3) Ben Franklin (American) is well known for such inventions as the bifocal lens, the Franklin stove, and the lightning rod.  Still he couldn’t have foreseen the unpleasant turn of events when one day, while bragging to his wife about how efficiently he could now boil water for tea, he leaned over the steaming pot, clouded his bifocals and put his hand directly onto the hot stove. Reeling in pain, he ran outside to cool his hand in a rain barrel and, bifocals still clouded, steadied himself on his newly constructed yet still ungrounded 40 foot lightening rod. As fate would have it, a storm was brewing and a bolt of lightening suddenly struck it.  Flames leapt from his coat up the side of the house to his thatched roof and set it ablaze. Still the Franklin “luck” was on his side as he sustained only singed shoulder hairs and a scorched neck. And the fire department, which he had just recently established, managed to save most of the interior wall of his sitting room, the upper half of his staircase, and his favorite 3-cornered hat.

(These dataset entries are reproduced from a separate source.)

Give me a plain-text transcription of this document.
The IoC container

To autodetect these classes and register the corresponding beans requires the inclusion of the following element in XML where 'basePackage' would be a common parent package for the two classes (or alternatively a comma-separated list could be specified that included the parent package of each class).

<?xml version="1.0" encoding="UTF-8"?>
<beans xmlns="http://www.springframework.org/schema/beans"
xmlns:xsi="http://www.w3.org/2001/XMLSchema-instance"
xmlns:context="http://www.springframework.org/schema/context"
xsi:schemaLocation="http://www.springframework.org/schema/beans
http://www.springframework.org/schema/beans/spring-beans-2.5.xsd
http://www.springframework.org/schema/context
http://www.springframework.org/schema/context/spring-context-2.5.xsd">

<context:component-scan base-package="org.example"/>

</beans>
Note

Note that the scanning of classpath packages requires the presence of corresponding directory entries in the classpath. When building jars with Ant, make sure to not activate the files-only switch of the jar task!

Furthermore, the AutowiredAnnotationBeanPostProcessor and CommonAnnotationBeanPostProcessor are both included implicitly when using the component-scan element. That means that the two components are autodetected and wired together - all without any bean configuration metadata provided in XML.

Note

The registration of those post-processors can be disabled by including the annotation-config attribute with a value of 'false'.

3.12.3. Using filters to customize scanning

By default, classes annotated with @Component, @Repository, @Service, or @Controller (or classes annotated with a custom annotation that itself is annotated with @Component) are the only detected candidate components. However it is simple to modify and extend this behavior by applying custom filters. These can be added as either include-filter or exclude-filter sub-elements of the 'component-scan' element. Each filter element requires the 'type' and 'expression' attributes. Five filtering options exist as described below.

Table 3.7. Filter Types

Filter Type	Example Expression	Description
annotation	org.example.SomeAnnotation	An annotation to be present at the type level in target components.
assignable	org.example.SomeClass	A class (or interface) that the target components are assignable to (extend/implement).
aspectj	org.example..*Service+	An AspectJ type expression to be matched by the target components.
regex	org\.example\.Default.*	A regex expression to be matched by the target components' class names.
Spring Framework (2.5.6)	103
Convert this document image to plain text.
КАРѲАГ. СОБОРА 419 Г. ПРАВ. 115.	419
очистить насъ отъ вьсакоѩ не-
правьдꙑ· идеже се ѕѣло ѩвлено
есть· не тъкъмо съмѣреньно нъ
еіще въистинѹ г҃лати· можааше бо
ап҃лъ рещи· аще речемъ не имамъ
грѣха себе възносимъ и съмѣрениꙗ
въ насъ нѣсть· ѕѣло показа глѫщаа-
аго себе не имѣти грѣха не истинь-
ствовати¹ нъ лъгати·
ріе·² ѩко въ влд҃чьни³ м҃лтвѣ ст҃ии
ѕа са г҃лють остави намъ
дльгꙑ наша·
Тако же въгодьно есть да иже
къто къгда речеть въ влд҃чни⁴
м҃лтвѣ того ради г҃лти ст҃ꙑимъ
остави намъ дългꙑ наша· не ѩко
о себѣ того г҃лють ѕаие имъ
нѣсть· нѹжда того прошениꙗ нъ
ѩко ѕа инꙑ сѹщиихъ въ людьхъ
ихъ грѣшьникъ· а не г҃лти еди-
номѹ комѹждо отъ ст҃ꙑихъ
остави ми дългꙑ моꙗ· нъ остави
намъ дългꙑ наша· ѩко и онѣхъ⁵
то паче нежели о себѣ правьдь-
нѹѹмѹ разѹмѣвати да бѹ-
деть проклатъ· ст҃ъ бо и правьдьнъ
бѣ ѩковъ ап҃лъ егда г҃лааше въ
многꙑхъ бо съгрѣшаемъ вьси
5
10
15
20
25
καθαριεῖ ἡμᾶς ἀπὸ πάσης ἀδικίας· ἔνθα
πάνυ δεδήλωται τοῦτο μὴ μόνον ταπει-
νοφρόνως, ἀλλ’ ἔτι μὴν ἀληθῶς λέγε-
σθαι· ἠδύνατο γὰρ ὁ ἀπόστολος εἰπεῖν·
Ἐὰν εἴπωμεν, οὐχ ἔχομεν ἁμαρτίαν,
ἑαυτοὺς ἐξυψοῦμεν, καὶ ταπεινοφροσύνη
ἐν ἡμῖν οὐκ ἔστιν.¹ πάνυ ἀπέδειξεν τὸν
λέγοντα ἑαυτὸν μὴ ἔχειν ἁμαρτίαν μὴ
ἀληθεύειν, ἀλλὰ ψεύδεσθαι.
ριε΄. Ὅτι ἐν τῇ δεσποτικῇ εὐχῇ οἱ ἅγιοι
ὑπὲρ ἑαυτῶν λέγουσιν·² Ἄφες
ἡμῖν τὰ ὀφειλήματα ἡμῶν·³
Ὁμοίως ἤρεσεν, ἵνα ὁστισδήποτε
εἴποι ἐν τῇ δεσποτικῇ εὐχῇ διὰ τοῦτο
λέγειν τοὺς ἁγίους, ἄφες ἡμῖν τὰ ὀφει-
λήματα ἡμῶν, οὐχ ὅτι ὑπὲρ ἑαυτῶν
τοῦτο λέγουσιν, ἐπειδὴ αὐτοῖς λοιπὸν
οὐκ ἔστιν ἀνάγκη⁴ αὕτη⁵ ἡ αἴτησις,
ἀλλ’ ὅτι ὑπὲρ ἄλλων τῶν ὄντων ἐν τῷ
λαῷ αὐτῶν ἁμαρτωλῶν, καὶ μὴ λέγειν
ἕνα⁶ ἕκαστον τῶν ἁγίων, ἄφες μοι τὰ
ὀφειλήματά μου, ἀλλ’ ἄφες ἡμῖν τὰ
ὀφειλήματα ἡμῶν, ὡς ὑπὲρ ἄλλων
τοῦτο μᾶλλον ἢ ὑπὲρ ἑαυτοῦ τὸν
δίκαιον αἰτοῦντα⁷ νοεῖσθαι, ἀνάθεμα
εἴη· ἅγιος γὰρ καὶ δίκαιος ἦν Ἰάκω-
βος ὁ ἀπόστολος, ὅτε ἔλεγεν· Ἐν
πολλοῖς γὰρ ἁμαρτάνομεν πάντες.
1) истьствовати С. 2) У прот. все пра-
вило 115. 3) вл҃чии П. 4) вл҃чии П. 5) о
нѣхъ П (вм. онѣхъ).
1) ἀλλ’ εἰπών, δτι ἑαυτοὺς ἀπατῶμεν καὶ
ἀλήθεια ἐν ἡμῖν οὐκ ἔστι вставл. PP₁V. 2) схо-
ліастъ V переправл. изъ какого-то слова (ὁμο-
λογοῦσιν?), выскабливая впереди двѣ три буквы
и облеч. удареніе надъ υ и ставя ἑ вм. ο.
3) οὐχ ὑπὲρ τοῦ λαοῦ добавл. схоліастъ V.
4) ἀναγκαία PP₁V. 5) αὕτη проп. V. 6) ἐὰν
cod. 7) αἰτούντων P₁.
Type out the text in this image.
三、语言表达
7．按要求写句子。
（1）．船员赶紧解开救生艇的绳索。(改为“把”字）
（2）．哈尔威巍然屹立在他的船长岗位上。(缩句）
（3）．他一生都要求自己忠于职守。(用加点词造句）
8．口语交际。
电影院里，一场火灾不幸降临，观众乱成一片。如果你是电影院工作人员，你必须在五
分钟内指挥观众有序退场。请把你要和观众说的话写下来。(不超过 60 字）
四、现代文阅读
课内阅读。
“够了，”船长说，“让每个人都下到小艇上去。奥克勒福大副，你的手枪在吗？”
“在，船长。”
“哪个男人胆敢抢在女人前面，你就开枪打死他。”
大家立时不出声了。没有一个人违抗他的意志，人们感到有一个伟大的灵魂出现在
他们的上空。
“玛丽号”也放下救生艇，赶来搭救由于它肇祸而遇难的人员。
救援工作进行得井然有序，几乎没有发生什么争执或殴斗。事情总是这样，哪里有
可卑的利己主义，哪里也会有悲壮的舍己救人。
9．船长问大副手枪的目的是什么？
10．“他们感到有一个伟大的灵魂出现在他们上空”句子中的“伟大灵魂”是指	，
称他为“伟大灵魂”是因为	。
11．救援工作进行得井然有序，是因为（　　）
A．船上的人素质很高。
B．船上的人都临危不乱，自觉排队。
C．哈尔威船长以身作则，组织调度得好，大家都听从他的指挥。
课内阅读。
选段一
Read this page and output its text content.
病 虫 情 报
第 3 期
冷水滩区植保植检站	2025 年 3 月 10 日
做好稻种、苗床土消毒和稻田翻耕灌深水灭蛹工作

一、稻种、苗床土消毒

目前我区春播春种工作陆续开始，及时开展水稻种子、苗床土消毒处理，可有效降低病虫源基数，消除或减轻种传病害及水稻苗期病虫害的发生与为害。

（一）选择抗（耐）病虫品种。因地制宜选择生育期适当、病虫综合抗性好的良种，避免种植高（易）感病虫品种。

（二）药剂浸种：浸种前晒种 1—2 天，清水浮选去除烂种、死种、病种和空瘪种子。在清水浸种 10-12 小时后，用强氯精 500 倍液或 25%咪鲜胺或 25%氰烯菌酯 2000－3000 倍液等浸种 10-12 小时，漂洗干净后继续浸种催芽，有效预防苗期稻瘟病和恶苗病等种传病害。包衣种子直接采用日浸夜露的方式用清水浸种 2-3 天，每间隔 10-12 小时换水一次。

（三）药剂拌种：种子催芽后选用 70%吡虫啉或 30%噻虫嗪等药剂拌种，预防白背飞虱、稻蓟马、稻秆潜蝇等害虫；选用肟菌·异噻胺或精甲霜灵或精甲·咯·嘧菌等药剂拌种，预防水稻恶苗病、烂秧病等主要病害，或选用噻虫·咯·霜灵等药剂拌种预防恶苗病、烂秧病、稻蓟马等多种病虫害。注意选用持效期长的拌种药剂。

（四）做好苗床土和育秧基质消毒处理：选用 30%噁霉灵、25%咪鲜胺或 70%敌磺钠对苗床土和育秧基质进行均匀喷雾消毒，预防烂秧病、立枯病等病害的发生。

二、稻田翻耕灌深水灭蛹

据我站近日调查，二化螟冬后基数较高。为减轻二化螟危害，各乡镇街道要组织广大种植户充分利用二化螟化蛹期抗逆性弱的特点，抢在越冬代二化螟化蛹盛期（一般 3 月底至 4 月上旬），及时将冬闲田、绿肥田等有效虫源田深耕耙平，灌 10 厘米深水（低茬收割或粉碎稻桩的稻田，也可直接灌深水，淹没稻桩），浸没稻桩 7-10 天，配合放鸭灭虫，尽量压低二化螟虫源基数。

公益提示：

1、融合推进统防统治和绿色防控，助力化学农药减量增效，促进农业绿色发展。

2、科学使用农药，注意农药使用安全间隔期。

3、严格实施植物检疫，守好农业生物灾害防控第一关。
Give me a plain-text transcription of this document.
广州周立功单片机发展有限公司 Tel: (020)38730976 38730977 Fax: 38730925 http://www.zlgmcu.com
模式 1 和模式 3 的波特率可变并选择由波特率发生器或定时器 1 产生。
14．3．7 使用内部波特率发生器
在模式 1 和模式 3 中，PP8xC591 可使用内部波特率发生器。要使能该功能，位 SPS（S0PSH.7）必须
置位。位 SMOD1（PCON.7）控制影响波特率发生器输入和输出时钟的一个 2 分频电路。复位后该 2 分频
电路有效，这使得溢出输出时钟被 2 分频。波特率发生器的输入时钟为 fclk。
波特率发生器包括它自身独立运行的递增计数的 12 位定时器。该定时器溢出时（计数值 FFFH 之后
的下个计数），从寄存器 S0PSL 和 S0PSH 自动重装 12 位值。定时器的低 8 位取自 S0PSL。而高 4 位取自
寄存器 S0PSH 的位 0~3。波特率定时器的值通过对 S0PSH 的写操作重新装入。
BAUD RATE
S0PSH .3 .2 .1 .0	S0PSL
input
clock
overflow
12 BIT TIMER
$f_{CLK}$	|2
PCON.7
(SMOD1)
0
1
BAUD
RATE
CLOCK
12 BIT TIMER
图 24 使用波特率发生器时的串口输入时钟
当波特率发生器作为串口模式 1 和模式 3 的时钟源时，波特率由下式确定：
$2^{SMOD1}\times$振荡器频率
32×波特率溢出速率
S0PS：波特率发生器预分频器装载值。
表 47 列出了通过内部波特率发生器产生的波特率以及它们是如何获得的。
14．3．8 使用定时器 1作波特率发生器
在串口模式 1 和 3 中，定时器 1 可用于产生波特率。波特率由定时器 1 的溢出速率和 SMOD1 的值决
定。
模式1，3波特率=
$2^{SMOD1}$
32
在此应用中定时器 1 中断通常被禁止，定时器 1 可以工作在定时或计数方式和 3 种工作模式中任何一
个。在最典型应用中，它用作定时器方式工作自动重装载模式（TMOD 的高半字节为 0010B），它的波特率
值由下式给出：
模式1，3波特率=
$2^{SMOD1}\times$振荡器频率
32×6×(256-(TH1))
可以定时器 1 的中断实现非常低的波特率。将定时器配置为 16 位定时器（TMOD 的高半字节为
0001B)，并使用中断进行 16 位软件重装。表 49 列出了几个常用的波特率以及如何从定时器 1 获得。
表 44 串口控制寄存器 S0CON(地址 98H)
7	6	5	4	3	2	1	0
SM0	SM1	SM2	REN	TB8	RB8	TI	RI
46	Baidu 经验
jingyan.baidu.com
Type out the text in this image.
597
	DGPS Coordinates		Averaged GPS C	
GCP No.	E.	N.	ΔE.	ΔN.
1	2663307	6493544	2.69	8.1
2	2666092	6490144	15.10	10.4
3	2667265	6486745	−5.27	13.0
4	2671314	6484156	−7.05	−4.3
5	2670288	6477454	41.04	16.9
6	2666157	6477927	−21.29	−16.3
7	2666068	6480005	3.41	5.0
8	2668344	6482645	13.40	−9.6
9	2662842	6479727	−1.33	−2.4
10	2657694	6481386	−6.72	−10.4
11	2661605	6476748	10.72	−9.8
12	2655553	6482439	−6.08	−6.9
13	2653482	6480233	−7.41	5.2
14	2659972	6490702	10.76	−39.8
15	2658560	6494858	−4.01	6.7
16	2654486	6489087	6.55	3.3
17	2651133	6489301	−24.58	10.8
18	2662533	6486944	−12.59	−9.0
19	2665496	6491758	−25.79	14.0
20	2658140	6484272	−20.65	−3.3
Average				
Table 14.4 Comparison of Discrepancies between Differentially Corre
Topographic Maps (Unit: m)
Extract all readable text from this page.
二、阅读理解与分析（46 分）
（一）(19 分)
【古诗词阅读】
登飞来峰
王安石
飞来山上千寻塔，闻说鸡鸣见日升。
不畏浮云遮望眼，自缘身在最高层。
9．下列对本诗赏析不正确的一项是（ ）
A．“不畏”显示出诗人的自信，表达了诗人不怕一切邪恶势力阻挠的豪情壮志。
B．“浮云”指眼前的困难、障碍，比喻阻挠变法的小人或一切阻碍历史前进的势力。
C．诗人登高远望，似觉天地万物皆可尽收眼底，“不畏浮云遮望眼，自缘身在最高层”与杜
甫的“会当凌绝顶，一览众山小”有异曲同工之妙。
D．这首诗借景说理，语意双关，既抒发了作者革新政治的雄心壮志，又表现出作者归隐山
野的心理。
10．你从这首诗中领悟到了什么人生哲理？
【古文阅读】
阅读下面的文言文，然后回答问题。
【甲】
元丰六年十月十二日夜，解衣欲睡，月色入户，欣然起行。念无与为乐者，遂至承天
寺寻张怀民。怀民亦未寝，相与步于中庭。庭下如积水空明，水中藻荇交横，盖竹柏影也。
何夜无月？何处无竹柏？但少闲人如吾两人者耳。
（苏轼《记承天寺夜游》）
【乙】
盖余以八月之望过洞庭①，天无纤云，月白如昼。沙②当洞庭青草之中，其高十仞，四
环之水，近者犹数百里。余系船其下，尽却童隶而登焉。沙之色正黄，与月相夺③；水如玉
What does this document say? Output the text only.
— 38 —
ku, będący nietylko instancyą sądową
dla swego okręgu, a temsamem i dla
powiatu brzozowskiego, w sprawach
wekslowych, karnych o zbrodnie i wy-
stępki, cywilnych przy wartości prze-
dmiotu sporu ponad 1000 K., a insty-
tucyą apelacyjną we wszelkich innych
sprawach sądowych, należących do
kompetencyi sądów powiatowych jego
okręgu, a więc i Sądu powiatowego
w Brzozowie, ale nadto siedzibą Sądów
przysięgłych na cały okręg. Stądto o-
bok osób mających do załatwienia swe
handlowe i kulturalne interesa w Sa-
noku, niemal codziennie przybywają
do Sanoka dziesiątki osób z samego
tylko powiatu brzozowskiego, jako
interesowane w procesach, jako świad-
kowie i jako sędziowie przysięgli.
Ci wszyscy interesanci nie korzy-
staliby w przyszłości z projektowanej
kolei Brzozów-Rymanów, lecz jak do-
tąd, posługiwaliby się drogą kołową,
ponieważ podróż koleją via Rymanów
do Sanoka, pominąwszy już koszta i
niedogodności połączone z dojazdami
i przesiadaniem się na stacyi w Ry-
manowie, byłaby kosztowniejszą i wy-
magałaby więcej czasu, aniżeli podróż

4) The catapult, invented approx 200 B.C by the Greek mathematician Archimedes, revolutionized the way nations fought. But apparently he was only struck with the concept after a minor argument during dinner with the Egyptian King Ptolemy III who didn’t agree with the principles of geometry and physics that Archimedes was currently founding. A bit peeved at Ptolemy’s insistence that the principles were all “a load of moldy cheese”, Archimedes shouted, “perhaps his majesty needs a demonstration of the shortest distance between two points!” and began pelting pitted olives at him. This lead to a massive food fight between Archimedes and several dozen of Ptolemy’s guards. Archimedes was given a thorough pummeling and was forced to take refuge under a large fruit bowl until he had surrendered. Days later, at another dinner, determined to be prepared, Archimedes wheeled in a catapult with a 15 foot arm on it and proceeded to load and shoot great bunches of grapes at a time exclaiming, “notice the principles of the arc, your highness!”. Initially caught off guard but not one to lose a fight, Ptolemy dispatched the head of his army on Archimedes who seized and catapulted him in his own contraption across the dining area into the large stone bath. As the story goes, the dazed and drenched Archimedes stood up and was applauded by Ptolemy who shouted, “I must apologize and thank you for educating me. I see your theories on water displacement are in fact correct.”  Those were only the beginning of what were to become many interesting and dangerous meals that the two shared.

5) George Stephenson (English) invented the steam engine in 1815, used his engine “the Locomotion” to pull the first train in 1825, and then built the first steam locomotive train called “the Rocket” in 1829. Finally he went a bit too far with the steam concept when he created the first steam sauna bathcar. He miscalculated the bathtowel to passenger ratio and by chance the governor and his wife who chose to arrive fashionably late were forced to use handtowels. The car was immediately shutdown for indecency.